The single crystals of κ-HgBr and κ-Cu2(CN)3 used in the present study were grown by the conventional electrochemical methods. The magnetic susceptibility was measured using a SQUID magnetometer (Quantum Design MPMS XL-7). The spin susceptibility was obtained by subtracting the core-diamagnetic contribution from the measured susceptibility. We confirmed that χ spin is nearly sample-independent in the normal state above 3 K (Supplementary Fig. 2). The in-plane and out-of-plane resistivities were measured by the conventional four-probe method using a source meter (Keithley 2400) and a nanovolt meter (Keithley 2182A). Pressure was applied with the use of a dual structured clamp-type cell formed by BeCu and NiCrAl cylinders. Daphne7373 oil, which does not solidify up to 2.2 GPa at room temperature, was used as a pressure-transmitting medium. The values of pressure reported here is the internal pressure at low temperatures, which is lower than the external pressure at room temperature due to solidification of the pressure medium and friction in the pressure cell.

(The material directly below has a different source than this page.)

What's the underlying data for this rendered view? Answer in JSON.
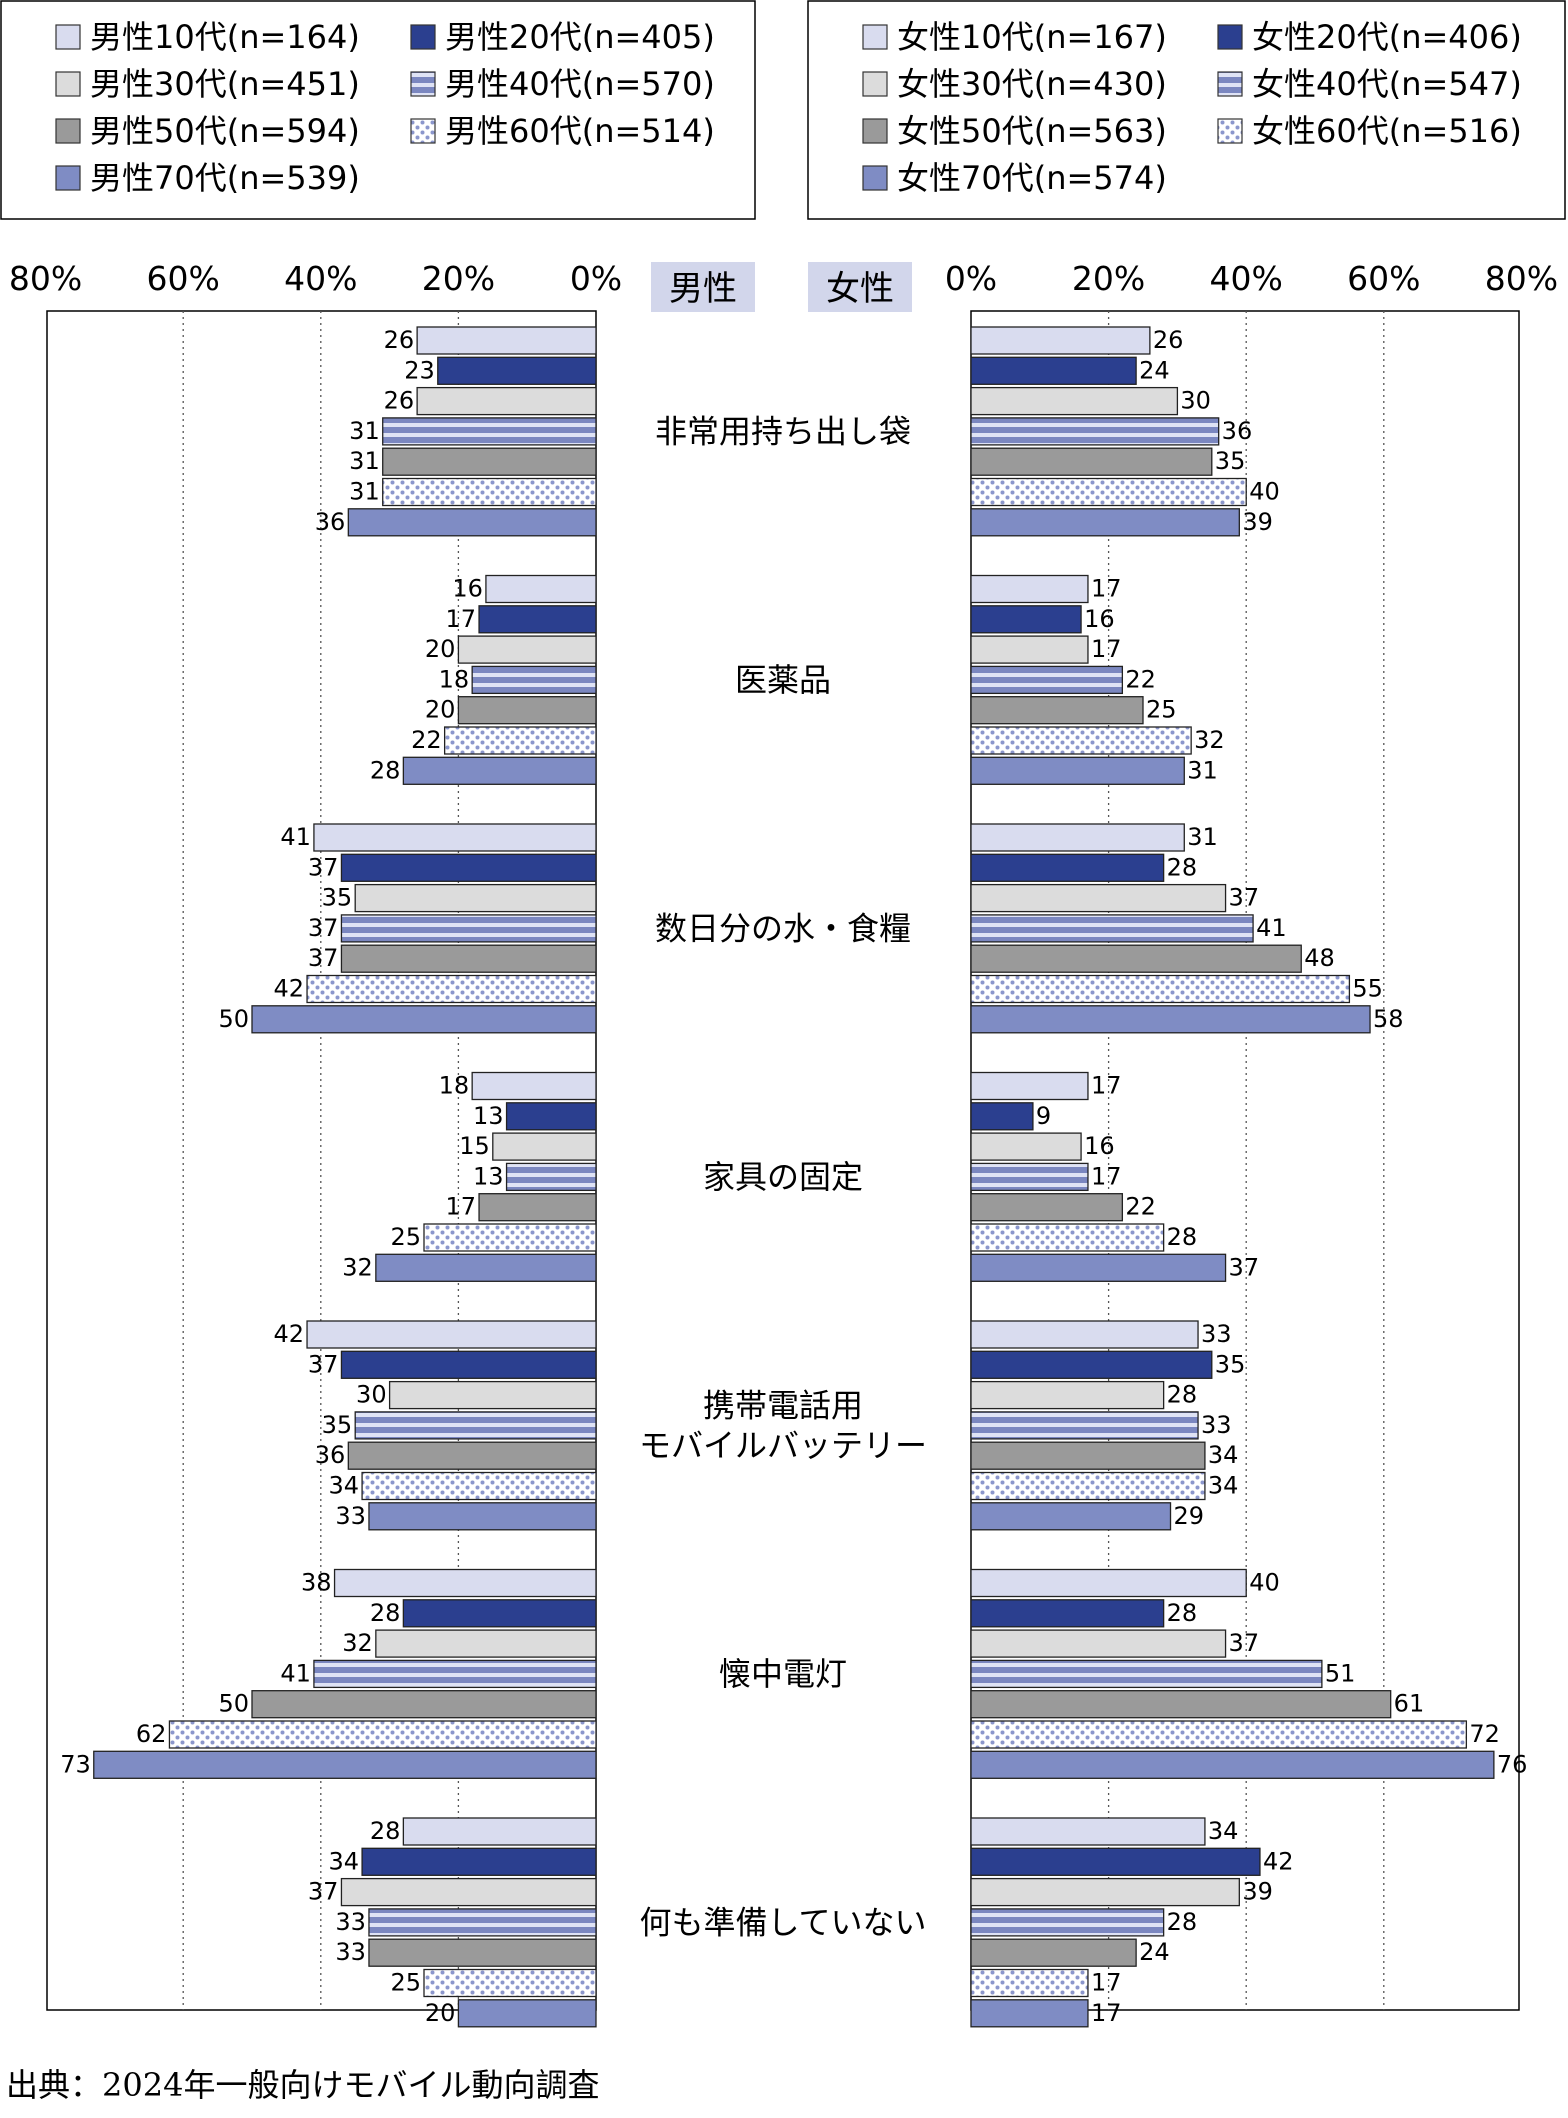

Power-law analysis of in-plane resistivity

To characterise the power law behavior of ρ // at low temperatures, the resistivity data presented in Fig. 3b are fitted by the form of ρ // = ρ ο + AT n in a temperature range between the superconducting transition temperature and 15 K. As shown in Supplementary Fig. 3, the fitting works well for 0.57, 0.85, and 1.57 GPa, and the pressure dependence of power n is consistent with the previous studies14, 15 in that the value of n changes from 1 to 2 under pressure. Concerning the data fitting for 0.19 and 0.38 GPa, ρ ο takes negative values, which are unphysical, and thus the n values deduced are considered not to be reliable. To obtain reliable n value in this low pressure range, we need resistivity data at lower temperatures with superconductivity suppressed by magnetic field. Figure 5b shows resistivity data at 0.3 GPa under a magnetic field of 9 T, which allow a physically valid power-law fitting, as shown in Supplementary Fig. 3f.

Data availability

The data that support the findings of this study are available from the corresponding authors on request.